Few weeks back I started gratitude journaling and within a short period of time I identified the recurring theme — books! Reading was my solace when I was struggling to find my foothold in a foreign country. It comforted me during heartbreaks, supported me through depression and remedied existential crisis. Books are the escape from reality whilst enabling us to experience, appreciate and comprehend life to the fullest. I have compiled a part of my gratitude journal as a tribute to the authors, characters, poems and poets I love.

Kalki — Literature is key to experiencing a given language, culture and community. Although Tamil is not my official mother tongue, it is in every other sense. Apart from my tattoo and friends I made through appreciation for Tamil, it has molded my personality and has come to be an integral part of my identity. I distinctly remember the day I chose to read Ponniyin Selvan (my first Tamil novel) instead of Harry Potter. That choice, I strongly believe, has influenced who I have grown into. Thanks, Kalki for instilling in me the love for Tamil literature.

Elizabeth Bennet — Elizabeth Badass Bennet, you have left a profound and indelible impression on me since I was young. Your intelligence and spirited wit, affection that moves mountains, courage to stand your ground and humility in accepting follies have made you my hero. Every time I feel low, I curl up in a blanket and watch pride and prejudice. You have never failed to cheer me up. I am so pleased to have read and reread pride and prejudice.

Emer O’Toole — Thanks Emer for sharing your journey on deconstructing Gender. Your memoir was my primer to sociology and gender performativity. I am extremely sympathetic to your inquiry and it has helped me identify the right tools and theories to stress test my perspectives and crystallize my feminist ideologies. I will not shy away from saying ‘Girls will be girls’ changed my life. I am extremely grateful for running into and hence reading this book.

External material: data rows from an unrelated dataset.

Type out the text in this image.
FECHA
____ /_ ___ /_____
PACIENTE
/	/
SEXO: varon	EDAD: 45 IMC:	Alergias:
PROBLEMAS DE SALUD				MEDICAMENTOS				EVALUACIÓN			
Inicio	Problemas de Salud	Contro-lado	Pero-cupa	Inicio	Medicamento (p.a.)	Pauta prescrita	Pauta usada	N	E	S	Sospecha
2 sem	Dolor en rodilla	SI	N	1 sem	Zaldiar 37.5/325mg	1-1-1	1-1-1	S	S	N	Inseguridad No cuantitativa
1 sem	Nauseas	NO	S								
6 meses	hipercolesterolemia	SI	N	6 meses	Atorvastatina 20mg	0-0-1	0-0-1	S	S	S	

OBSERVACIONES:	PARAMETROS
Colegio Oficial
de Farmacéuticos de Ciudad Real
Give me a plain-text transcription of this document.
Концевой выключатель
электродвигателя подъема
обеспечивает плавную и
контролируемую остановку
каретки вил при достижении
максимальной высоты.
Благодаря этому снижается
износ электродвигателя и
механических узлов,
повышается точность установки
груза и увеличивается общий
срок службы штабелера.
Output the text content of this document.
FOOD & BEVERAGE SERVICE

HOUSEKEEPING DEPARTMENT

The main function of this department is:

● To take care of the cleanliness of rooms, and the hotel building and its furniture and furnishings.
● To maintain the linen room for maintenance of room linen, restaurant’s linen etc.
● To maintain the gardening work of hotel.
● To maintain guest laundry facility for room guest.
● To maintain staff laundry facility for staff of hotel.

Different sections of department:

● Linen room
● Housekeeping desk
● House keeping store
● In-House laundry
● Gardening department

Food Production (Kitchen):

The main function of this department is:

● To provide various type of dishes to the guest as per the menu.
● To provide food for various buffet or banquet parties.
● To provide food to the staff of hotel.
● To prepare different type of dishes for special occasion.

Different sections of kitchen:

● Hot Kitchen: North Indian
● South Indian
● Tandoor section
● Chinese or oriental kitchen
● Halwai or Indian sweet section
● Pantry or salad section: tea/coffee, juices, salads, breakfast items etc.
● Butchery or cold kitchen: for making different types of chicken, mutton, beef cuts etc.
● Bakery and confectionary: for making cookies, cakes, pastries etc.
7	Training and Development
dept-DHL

Fyodor Dostoevsky — Among Karamazov brothers, my favorite is Ivan (don’t judge me). His speculations over disdain for people in spite of his love for humanity and his excessive guilt over manifestation of his ill will, elects him in my most relatable characters list. In addition, the chapters Rebellion and The Grand Inquisitor has changed my spiritual predilection. I used to call myself an atheist until I read The Brothers Karamazov and now I consider myself agnostic. Thanks Dostoevsky for this splendid work which has made me speculate and transform.

Konstantin Levin — Contrary to the popular belief, Anna Karenina is not about love or passion. It is about striking a balance between drifting through life and struggling too much with it. Although Levin is considered uninteresting, if not for him I would say reading Anna Karenina is not worth the trouble. Tolstoy has beautifully explained existential crisis, the limits of rationalism and embracing goodness just for the sake of it through Levin’s journey. Thanks Levin for providing the prescription for dealing with the unbearable lightness of a meaningless life. Your efforts in adding goodness into life rather than being authentic like Anna makes me hopeful!

Kate Tempest — I found Hold Your Own in the poetry section in Barnes&Nobel a couple of years back. This tiny book embraced me with warmth. Some parts felt like a punch in the gut, while some parts made me smile and others made me tear up. In the world of wannabe insta poets, thanks Kate Tempest for composing such sublime poetry.

Howard Roark — I acquired my appreciation for organic design and minimalism from Howard Roark. From the time I got to know Howard was inspired by Frank Lloyd Wright, I religiously drop by buildings designed by him in the cities I visit. His architectural compositions are spiritual and transcendental experiences. Thanks Howard for being an inspiration. Your will that never compromises on artistic integrity, your disgust for frills and fancies and ability to grasp function as he spirit of design will never cease to influence my creativity.

W. Somerset Maugham — If anyone wants to read a simple yet heartfelt story, I will recommend Of Human Bondage. The book takes you through the protagonist’s journey of comprehending and getting a handle of his emotions and figuring out what he wants in life. Maugham boldly portraits the most vulnerable moments with candor. Thanks Somerset Maugham for writing an honest and genuine novel. Even though your works didn’t age well, Of Human Bondage will be remembered fondly by many!

P.G. Wodehouse — The days I feel low and have to read a book to distract myself, I pick up a Wodehouse. It reminds me of classic comedy movies like Kadhalika Neramillai, Kasedhan Kadavulada or any of the crazy Mohan screenplays. The humor lies in the plot with increasing complications topped by witty dialogues. Thanks Wodehouse for always cheering me up and brightening my mood. Your books make my mind boggle sir!

What do women want? — Kim Addonizio starts the poem with materialistic desires of a woman and fiercely portrays self sexualization. However, towards the end you understand the metaphor at play. The poet used the red dress to denote the personality she wants to adhere to. Thanks Kim Addonizio for this beautiful poem. The wickedness of layering unruly beneath pretty stirs my rebellious spirit!